Newhouse is a hamlet and major road interchange located in North Lanarkshire, Scotland, sited immediately east of the Eurocentral industrial park, two miles west of the village of Salsburgh,  east of Holytown and about  north east of Motherwell.

It consists of four small houses, a Premier Inn hotel and Beefeater restaurant an independently operated Esso petrol station under the name "Peggy White's Ltd"and a garden centre. It also has a large industrial park, which is the United Kingdom base for several multinational companies including Terex, Honeywell and the Newhouse research site and the Scottish distribution centre for The Co-operative Food.

It was formerly a terminus for a railway line from Airdrie, and had several coal mines. Since the end of coal mining in the area these have gone, along with most of the inhabitants.

It was also a historic crossing place for north–south and east–west traffic, being on the two former trunk route of the A8 between Glasgow and Edinburgh and also on the A73 from Cumbernauld and the north, to Carlisle and the south and west of England. The road junction on which the hamlet is situated remains very busy and is prone to traffic congestion at peak times, since it is where the current A8, M8, A73 (now detrunked and supplanted by the M74), A775 and B7066 all meet.

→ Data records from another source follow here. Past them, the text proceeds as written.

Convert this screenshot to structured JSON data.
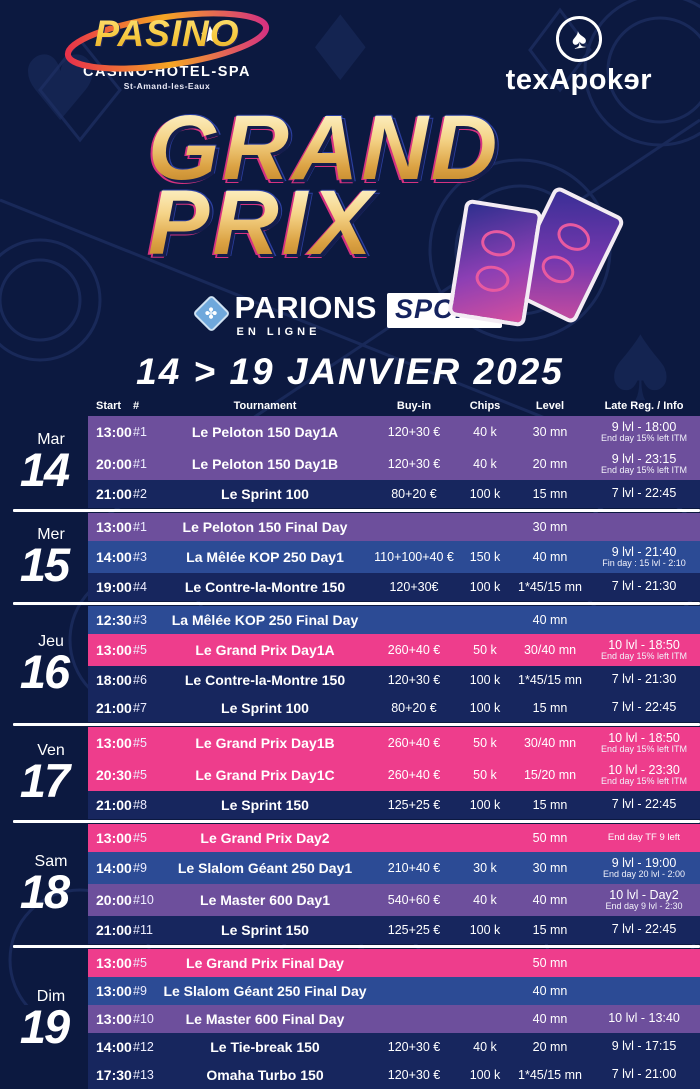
{
  "header": {
    "pasino": {
      "name": "PASINO",
      "subtitle": "CASINO-HOTEL-SPA",
      "city": "St-Amand-les-Eaux"
    },
    "texapoker": {
      "name": "texApokɘr",
      "spade": "♠"
    }
  },
  "title": {
    "line1": "GRAND",
    "line2": "PRIX"
  },
  "sponsor": {
    "icon_glyph": "✤",
    "parions": "PARIONS",
    "sport": "SPORT",
    "enligne": "EN LIGNE"
  },
  "date_banner": "14 > 19 JANVIER 2025",
  "colors": {
    "pink": "#ee3d8c",
    "purple": "#6d4f9c",
    "blue": "#2c4b95",
    "navy": "#17265e",
    "background": "#0c1940",
    "gold": "#e8b64c"
  },
  "table": {
    "headers": [
      "Start",
      "#",
      "Tournament",
      "Buy-in",
      "Chips",
      "Level",
      "Late Reg. / Info"
    ],
    "days": [
      {
        "day": "Mar",
        "num": "14",
        "rows": [
          {
            "start": "13:00",
            "num": "#1",
            "name": "Le Peloton 150 Day1A",
            "buyin": "120+30 €",
            "chips": "40 k",
            "level": "30 mn",
            "late": "9 lvl - 18:00",
            "late2": "End day 15% left ITM",
            "color": "purple"
          },
          {
            "start": "20:00",
            "num": "#1",
            "name": "Le Peloton 150 Day1B",
            "buyin": "120+30 €",
            "chips": "40 k",
            "level": "20 mn",
            "late": "9 lvl - 23:15",
            "late2": "End day 15% left ITM",
            "color": "purple"
          },
          {
            "start": "21:00",
            "num": "#2",
            "name": "Le Sprint 100",
            "buyin": "80+20 €",
            "chips": "100 k",
            "level": "15 mn",
            "late": "7 lvl - 22:45",
            "color": "navy"
          }
        ]
      },
      {
        "day": "Mer",
        "num": "15",
        "rows": [
          {
            "start": "13:00",
            "num": "#1",
            "name": "Le Peloton 150 Final Day",
            "buyin": "",
            "chips": "",
            "level": "30 mn",
            "late": "",
            "color": "purple"
          },
          {
            "start": "14:00",
            "num": "#3",
            "name": "La Mêlée KOP 250 Day1",
            "buyin": "110+100+40 €",
            "chips": "150 k",
            "level": "40 mn",
            "late": "9 lvl - 21:40",
            "late2": "Fin day : 15 lvl - 2:10",
            "color": "blue"
          },
          {
            "start": "19:00",
            "num": "#4",
            "name": "Le Contre-la-Montre 150",
            "buyin": "120+30€",
            "chips": "100 k",
            "level": "1*45/15 mn",
            "late": "7 lvl - 21:30",
            "color": "navy"
          }
        ]
      },
      {
        "day": "Jeu",
        "num": "16",
        "rows": [
          {
            "start": "12:30",
            "num": "#3",
            "name": "La Mêlée KOP 250 Final Day",
            "buyin": "",
            "chips": "",
            "level": "40 mn",
            "late": "",
            "color": "blue"
          },
          {
            "start": "13:00",
            "num": "#5",
            "name": "Le Grand Prix Day1A",
            "buyin": "260+40 €",
            "chips": "50 k",
            "level": "30/40 mn",
            "late": "10 lvl - 18:50",
            "late2": "End day 15% left ITM",
            "color": "pink"
          },
          {
            "start": "18:00",
            "num": "#6",
            "name": "Le Contre-la-Montre 150",
            "buyin": "120+30 €",
            "chips": "100 k",
            "level": "1*45/15 mn",
            "late": "7 lvl - 21:30",
            "color": "navy"
          },
          {
            "start": "21:00",
            "num": "#7",
            "name": "Le Sprint 100",
            "buyin": "80+20 €",
            "chips": "100 k",
            "level": "15 mn",
            "late": "7 lvl - 22:45",
            "color": "navy"
          }
        ]
      },
      {
        "day": "Ven",
        "num": "17",
        "rows": [
          {
            "start": "13:00",
            "num": "#5",
            "name": "Le Grand Prix Day1B",
            "buyin": "260+40 €",
            "chips": "50 k",
            "level": "30/40 mn",
            "late": "10 lvl - 18:50",
            "late2": "End day 15% left ITM",
            "color": "pink"
          },
          {
            "start": "20:30",
            "num": "#5",
            "name": "Le Grand Prix Day1C",
            "buyin": "260+40 €",
            "chips": "50 k",
            "level": "15/20 mn",
            "late": "10 lvl - 23:30",
            "late2": "End day 15% left ITM",
            "color": "pink"
          },
          {
            "start": "21:00",
            "num": "#8",
            "name": "Le Sprint 150",
            "buyin": "125+25 €",
            "chips": "100 k",
            "level": "15 mn",
            "late": "7 lvl - 22:45",
            "color": "navy"
          }
        ]
      },
      {
        "day": "Sam",
        "num": "18",
        "rows": [
          {
            "start": "13:00",
            "num": "#5",
            "name": "Le Grand Prix Day2",
            "buyin": "",
            "chips": "",
            "level": "50 mn",
            "late": "End day TF 9 left",
            "late_small": true,
            "color": "pink"
          },
          {
            "start": "14:00",
            "num": "#9",
            "name": "Le Slalom Géant 250 Day1",
            "buyin": "210+40 €",
            "chips": "30 k",
            "level": "30 mn",
            "late": "9 lvl - 19:00",
            "late2": "End day 20 lvl - 2:00",
            "color": "blue"
          },
          {
            "start": "20:00",
            "num": "#10",
            "name": "Le Master 600 Day1",
            "buyin": "540+60 €",
            "chips": "40 k",
            "level": "40 mn",
            "late": "10 lvl - Day2",
            "late2": "End day 9 lvl - 2:30",
            "color": "purple"
          },
          {
            "start": "21:00",
            "num": "#11",
            "name": "Le Sprint 150",
            "buyin": "125+25 €",
            "chips": "100 k",
            "level": "15 mn",
            "late": "7 lvl - 22:45",
            "color": "navy"
          }
        ]
      },
      {
        "day": "Dim",
        "num": "19",
        "rows": [
          {
            "start": "13:00",
            "num": "#5",
            "name": "Le Grand Prix Final Day",
            "buyin": "",
            "chips": "",
            "level": "50 mn",
            "late": "",
            "color": "pink"
          },
          {
            "start": "13:00",
            "num": "#9",
            "name": "Le Slalom Géant 250 Final Day",
            "buyin": "",
            "chips": "",
            "level": "40 mn",
            "late": "",
            "color": "blue"
          },
          {
            "start": "13:00",
            "num": "#10",
            "name": "Le Master 600 Final Day",
            "buyin": "",
            "chips": "",
            "level": "40 mn",
            "late": "10 lvl - 13:40",
            "color": "purple"
          },
          {
            "start": "14:00",
            "num": "#12",
            "name": "Le Tie-break 150",
            "buyin": "120+30 €",
            "chips": "40 k",
            "level": "20 mn",
            "late": "9 lvl - 17:15",
            "color": "navy"
          },
          {
            "start": "17:30",
            "num": "#13",
            "name": "Omaha Turbo 150",
            "buyin": "120+30 €",
            "chips": "100 k",
            "level": "1*45/15 mn",
            "late": "7 lvl - 21:00",
            "color": "navy"
          }
        ]
      }
    ]
  }
}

It is notorious for its bad weather, as it is one of the highest points on the M8. The height also enables it to command a view over most of the Clyde Valley and Campsie Fells.

Keir Hardie, the founder of the Labour Party and one of the first two Labour Party MPs elected to the UK Parliament was born in a cottage on the western edge of Newhouse. This cottage still exists on Legbrannock Avenue, now surrounded by the Newhouse Industrial Estate.

Hotel and restaurant
The Newhouse Hotel was originally built in the 1930s as a public house and motel in a single building. The original building was built in an art-deco style, and while it still exists it has been extended with a wrap-around canopy and peaked roof added, and the art-deco windows and other features removed.

The original motel also had a small petrol filling station, but this was removed in the 1960s.

Following the takeover of the pub by Whitbread Inns, the hotel accommodation was removed and replaced by a function suite and staff residences. It then spent a time renamed as The Griffin, before being added to the Brewers Fayre chain, under its original name, The Newhouse.

In 1991, a 40-bedroom Travel Inn hotel was added adjacent to the original building. This building, which is still on site as a Premier Inn, and has been extended to have an extra 20 rooms, was only the second Travel Inn to be opened in Scotland by Whitbread. In 2006 the restaurant became the first Brewers Fayre to be refurbished by Whitbread to the Table Table theme. The restaurant is currently a Beefeater.